El ministro leyó su descargo ante los legisladores de la comisión que preside el justicialista Ricardo Falú, en una reunión convocada para que el ministro formule su descargo de las 15 acusaciones que pesan en su contra por presunto mal desempeño de la función.
Por su parte, el abogado defensor del ministro, Virgilio Loiácono, acusó a la Comisión de Juicio Político de la Cámara de Diputados de actuar como "el brazo armado del Poder Ejecutivo". El abogado presentó en la comisión un escrito de 25 carillas en el que cuestionó duramente el proceso de remoción iniciado contra Vázquez y respondió los 15 cargos de acusación aprobados en su contra.
Loiácono, quien se desempeñó como secretario Legal y Técnico del gobierno del ex presidente Fernando de la Rúa, calificó a la Comisión de Juicio Político de actuar como "el brazo armado del Poder Ejecutivo". En esta línea, consideró que "existen constancias graves concordantes y precisas de una actuación en aras a una mal entendida disciplina oficialista y con miras al provecho y futuro político propio antes que en pro de los intereses públicos en juego".
En un escrito de 30 páginas que firma el asesor letrado de Vázquez, Virgilio Loiácono, el ministro de la Corte hace una introducción en la que cuestiona el proceso en su contra y asegura que "malversa el juicio político con el propósito de interferir en el régimen de mayorías en el alto tribunal con miras a obtener cambios en la jurisprudencia".
Sobre el caso Meller, Vázquez aseguró que "no correspondía ocurrir ante la Corte Suprema frente a un acto administrativo de está índole" y que ante el dictamen del Ministerio Público en sentido negativo sobre la procedencia del recurso extraordinario, se firmó el fallo respectivo.
Aquí los diputados acusan al ministro de la Corte que de negar al Estado la vía judicial de revisión de una resolución administrativa, que ilegítimamente lo perjudica en centenares de millones de pesos.
Con respecto al fallo sobre el contrabando de autos de la empresa que pertenece a Franco Macri, Vázquez afirmó que fue "impecable" el fallo del tribunal de Casación que rechazó la presentación del juez federal de Concepción del Uruguay de continuar en otro acción penal, luego de haber extinguido la referida por evasión fiscal.
Casualmente, uno de los cargos de los diputados es obstruir el proceso legal, respecto a la tarea de investigación por presunto contrabando llevada a cabo por el juez federal de Concepción del Uruguay, en los autos "Macri, Franciso y Martínez, Raúl, s/presunto contrabando".

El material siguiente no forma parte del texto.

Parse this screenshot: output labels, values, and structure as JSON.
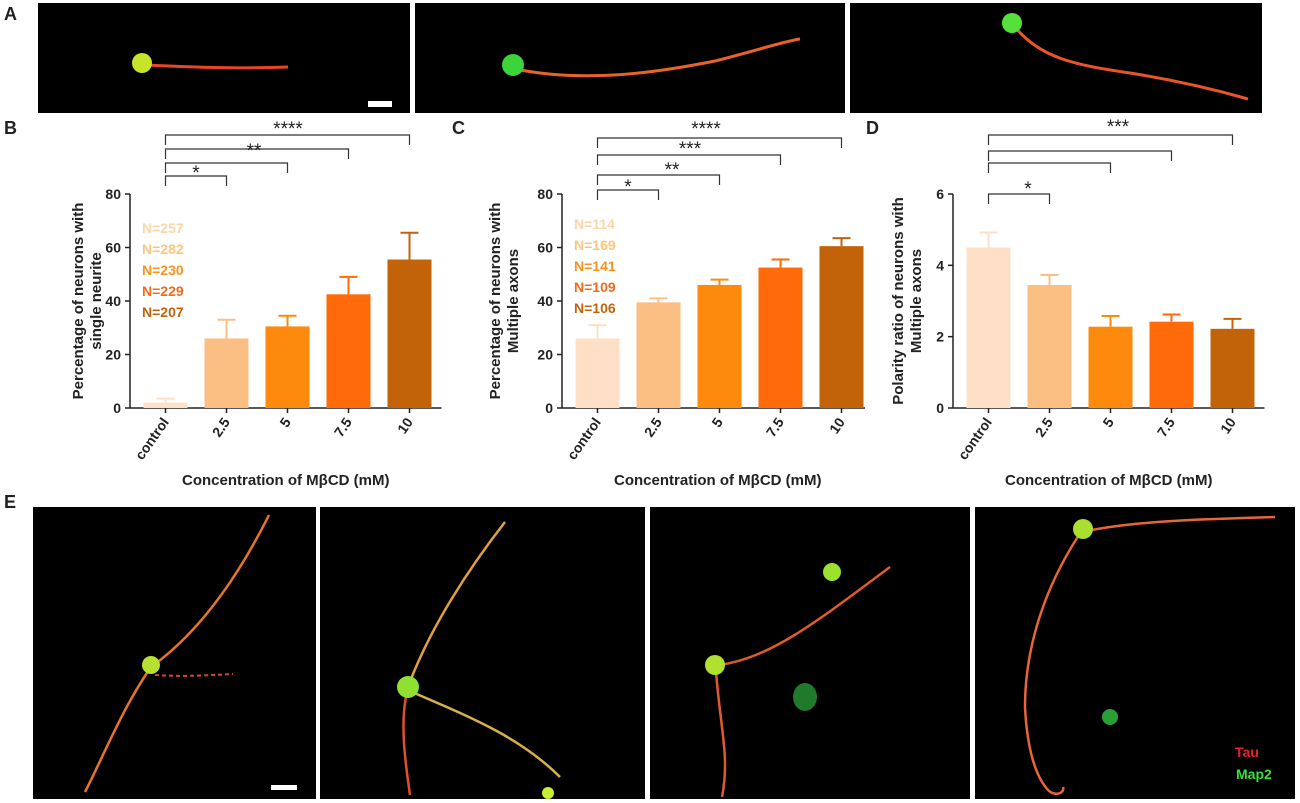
{
  "panels": {
    "a": "A",
    "b": "B",
    "c": "C",
    "d": "D",
    "e": "E"
  },
  "colors": [
    "#fde0c5",
    "#fbbf84",
    "#fe8a0d",
    "#ff6a0a",
    "#c26309"
  ],
  "n_colors": [
    "#fcd5a9",
    "#fdc57c",
    "#f7931e",
    "#f26b1d",
    "#c1640c"
  ],
  "legend": {
    "tau": "Tau",
    "map2": "Map2",
    "tau_color": "#e8232a",
    "map2_color": "#3be03b"
  },
  "chart_data": [
    {
      "type": "bar",
      "categories": [
        "control",
        "2.5",
        "5",
        "7.5",
        "10"
      ],
      "values": [
        2,
        26,
        30.5,
        42.5,
        55.5
      ],
      "errors": [
        1.5,
        7,
        4,
        6.5,
        10
      ],
      "xlabel": "Concentration of MβCD (mM)",
      "ylabel": "Percentage of neurons with single neurite",
      "ylabel_lines": [
        "Percentage of neurons with",
        "single neurite"
      ],
      "ylim": [
        0,
        80
      ],
      "yticks": [
        "0",
        "20",
        "40",
        "60",
        "80"
      ],
      "n_labels": [
        "N=257",
        "N=282",
        "N=230",
        "N=229",
        "N=207"
      ],
      "significance": [
        {
          "to": "2.5",
          "label": "*"
        },
        {
          "to": "5",
          "label": ""
        },
        {
          "to": "7.5",
          "label": "**"
        },
        {
          "to": "10",
          "label": "****"
        }
      ],
      "sig_label_rows": [
        {
          "between": [
            "2.5",
            "5"
          ],
          "label": "*"
        },
        {
          "between": [
            "5",
            "7.5"
          ],
          "label": "**"
        },
        {
          "between": [
            "7.5",
            "10"
          ],
          "label": "****"
        }
      ]
    },
    {
      "type": "bar",
      "categories": [
        "control",
        "2.5",
        "5",
        "7.5",
        "10"
      ],
      "values": [
        26,
        39.5,
        46,
        52.5,
        60.5
      ],
      "errors": [
        5,
        1.5,
        2,
        3,
        3
      ],
      "xlabel": "Concentration of MβCD (mM)",
      "ylabel": "Percentage of neurons with Multiple axons",
      "ylabel_lines": [
        "Percentage of neurons with",
        "Multiple axons"
      ],
      "ylim": [
        0,
        80
      ],
      "yticks": [
        "0",
        "20",
        "40",
        "60",
        "80"
      ],
      "n_labels": [
        "N=114",
        "N=169",
        "N=141",
        "N=109",
        "N=106"
      ],
      "sig_label_rows": [
        {
          "between": [
            "2.5",
            "5"
          ],
          "label": "*"
        },
        {
          "between": [
            "5",
            "7.5"
          ],
          "label": "**"
        },
        {
          "between": [
            "7.5",
            "10"
          ],
          "label": "***"
        },
        {
          "between": [
            "10",
            "10"
          ],
          "label": "****"
        }
      ]
    },
    {
      "type": "bar",
      "categories": [
        "control",
        "2.5",
        "5",
        "7.5",
        "10"
      ],
      "values": [
        4.5,
        3.45,
        2.28,
        2.42,
        2.22
      ],
      "errors": [
        0.42,
        0.28,
        0.3,
        0.2,
        0.28
      ],
      "xlabel": "Concentration of MβCD (mM)",
      "ylabel": "Polarity ratio of neurons with Multiple axons",
      "ylabel_lines": [
        "Polarity ratio of neurons with",
        "Multiple axons"
      ],
      "ylim": [
        0,
        6
      ],
      "yticks": [
        "0",
        "2",
        "4",
        "6"
      ],
      "sig_label_rows": [
        {
          "between": [
            "2.5",
            "2.5"
          ],
          "label": "*"
        },
        {
          "between": [
            "10",
            "10"
          ],
          "label": "***"
        }
      ]
    }
  ]
}
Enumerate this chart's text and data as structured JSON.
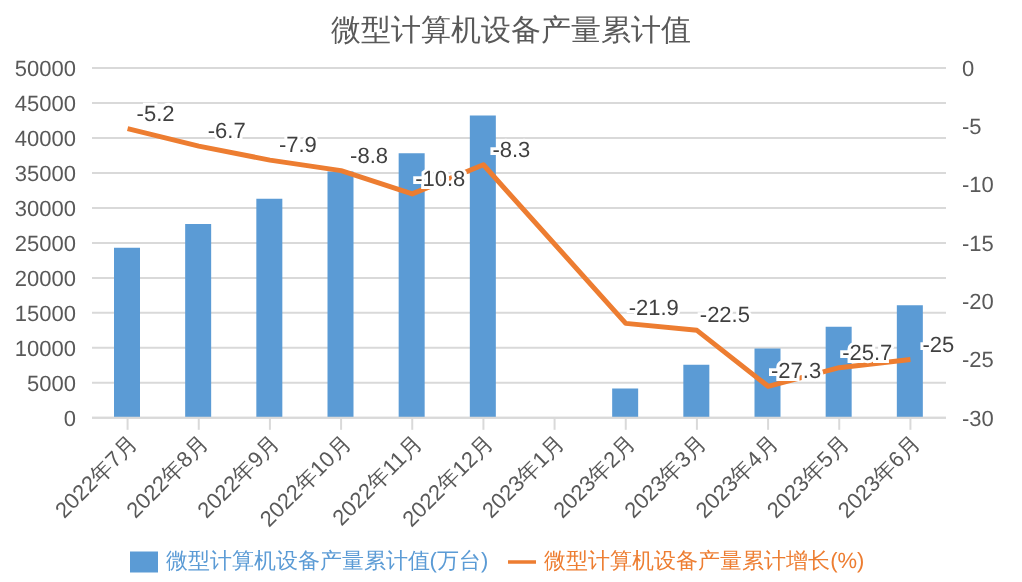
{
  "chart_data": {
    "type": "bar",
    "title": "微型计算机设备产量累计值",
    "categories": [
      "2022年7月",
      "2022年8月",
      "2022年9月",
      "2022年10月",
      "2022年11月",
      "2022年12月",
      "2023年1月",
      "2023年2月",
      "2023年3月",
      "2023年4月",
      "2023年5月",
      "2023年6月"
    ],
    "series": [
      {
        "name": "微型计算机设备产量累计值(万台)",
        "color": "#5b9bd5",
        "values": [
          24300,
          27700,
          31300,
          35200,
          37800,
          43200,
          null,
          4200,
          7600,
          9900,
          13000,
          16100
        ]
      },
      {
        "name": "微型计算机设备产量累计增长(%)",
        "type": "line",
        "axis": "y2",
        "color": "#ed7d31",
        "values": [
          -5.2,
          -6.7,
          -7.9,
          -8.8,
          -10.8,
          -8.3,
          null,
          -21.9,
          -22.5,
          -27.3,
          -25.7,
          -25
        ],
        "value_labels": [
          "-5.2",
          "-6.7",
          "-7.9",
          "-8.8",
          "-10.8",
          "-8.3",
          null,
          "-21.9",
          "-22.5",
          "-27.3",
          "-25.7",
          "-25"
        ]
      }
    ],
    "ylim": [
      0,
      50000
    ],
    "yticks": [
      0,
      5000,
      10000,
      15000,
      20000,
      25000,
      30000,
      35000,
      40000,
      45000,
      50000
    ],
    "y2lim": [
      -30,
      0
    ],
    "y2ticks": [
      -30,
      -25,
      -20,
      -15,
      -10,
      -5,
      0
    ],
    "grid": "y",
    "legend": "bottom",
    "marker": "none"
  }
}
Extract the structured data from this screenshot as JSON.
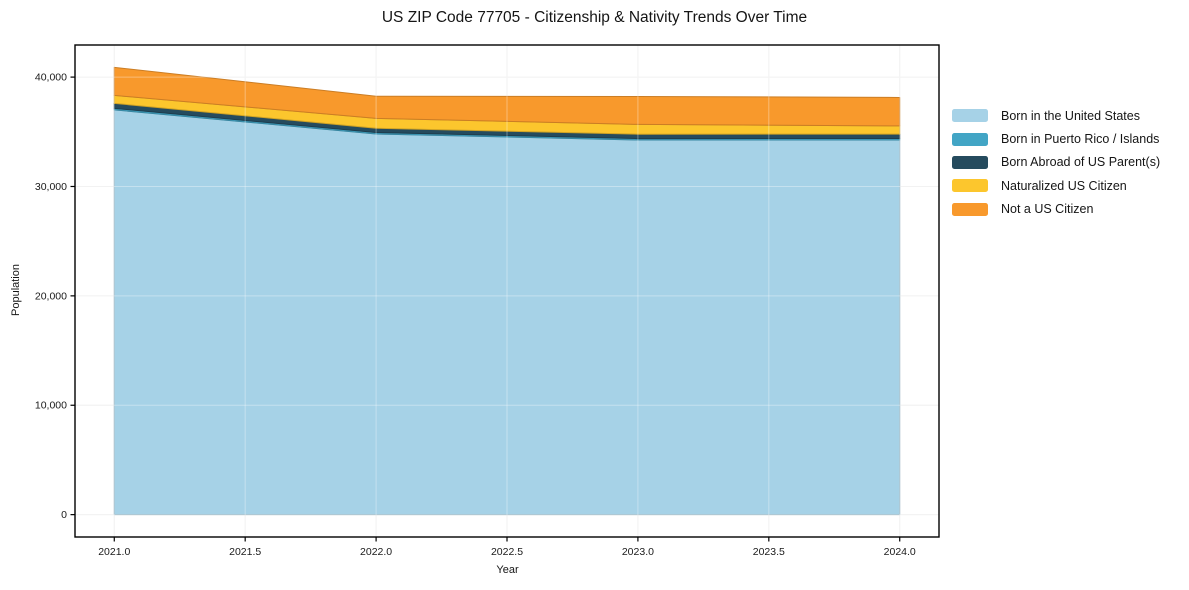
{
  "chart_data": {
    "type": "area",
    "stacked": true,
    "title": "US ZIP Code 77705 - Citizenship & Nativity Trends Over Time",
    "xlabel": "Year",
    "ylabel": "Population",
    "x": [
      2021,
      2022,
      2023,
      2024
    ],
    "series": [
      {
        "name": "Born in the United States",
        "color": "#a6d2e7",
        "values": [
          37000,
          34800,
          34250,
          34250
        ]
      },
      {
        "name": "Born in Puerto Rico / Islands",
        "color": "#42a5c5",
        "values": [
          140,
          140,
          130,
          140
        ]
      },
      {
        "name": "Born Abroad of US Parent(s)",
        "color": "#254b5e",
        "values": [
          460,
          380,
          400,
          400
        ]
      },
      {
        "name": "Naturalized US Citizen",
        "color": "#fcc62d",
        "values": [
          730,
          910,
          900,
          750
        ]
      },
      {
        "name": "Not a US Citizen",
        "color": "#f8992c",
        "values": [
          2560,
          2020,
          2550,
          2600
        ]
      }
    ],
    "xlim": [
      2020.85,
      2024.15
    ],
    "ylim": [
      -2045,
      42935
    ],
    "xticks": {
      "values": [
        2021.0,
        2021.5,
        2022.0,
        2022.5,
        2023.0,
        2023.5,
        2024.0
      ],
      "labels": [
        "2021.0",
        "2021.5",
        "2022.0",
        "2022.5",
        "2023.0",
        "2023.5",
        "2024.0"
      ]
    },
    "yticks": {
      "values": [
        0,
        10000,
        20000,
        30000,
        40000
      ],
      "labels": [
        "0",
        "10,000",
        "20,000",
        "30,000",
        "40,000"
      ]
    },
    "grid": true,
    "legend_position": "right-outside"
  },
  "colors": {
    "background": "#ffffff",
    "axis_border": "#000000",
    "grid": "#ebebeb",
    "grid_overlay": "rgba(255,255,255,0.35)",
    "tick_text": "#1a1a1a"
  }
}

En cuanto a las sanciones disciplinarias, Vázquez defendió las atribuciones de la Corte Suprema de hacer "valer su autoridad" ante sus inferiores y señaló que estas atribuciones no corresponden al Consejo de la Magistratura.
Sobre las sanciones a Héctor Magariños, Vázquez señaló que se adoptó esta decisión "no solo por violar los deberes e incompatibilidades de los jueces sino por colocarse en una posición de enfrentar internacionalmente al propio Estado que lo ha distinguido con la atribución de una magistratura".
Sobre la situación de Dragonetti de Román, el ministro de la Corte Suprema explicó que en oportunidad de ser inspeccionado el juzgado a cargo de la magistrado se constató que estaba cerrado por paro de actividades y que la misma se negó a proporcionar la lista del personal que adhirió a la medida de fuerza. La base de la argumentación del ministro fue asegurar que la embestida del gobierno de Néstor Kirchner contra varios ministros del tribunal -que acompañó el oficialismo en el Congreso- busca instalar una mayoría "adicta" y advirtió que se generó una "parálisis funcional" del tribunal.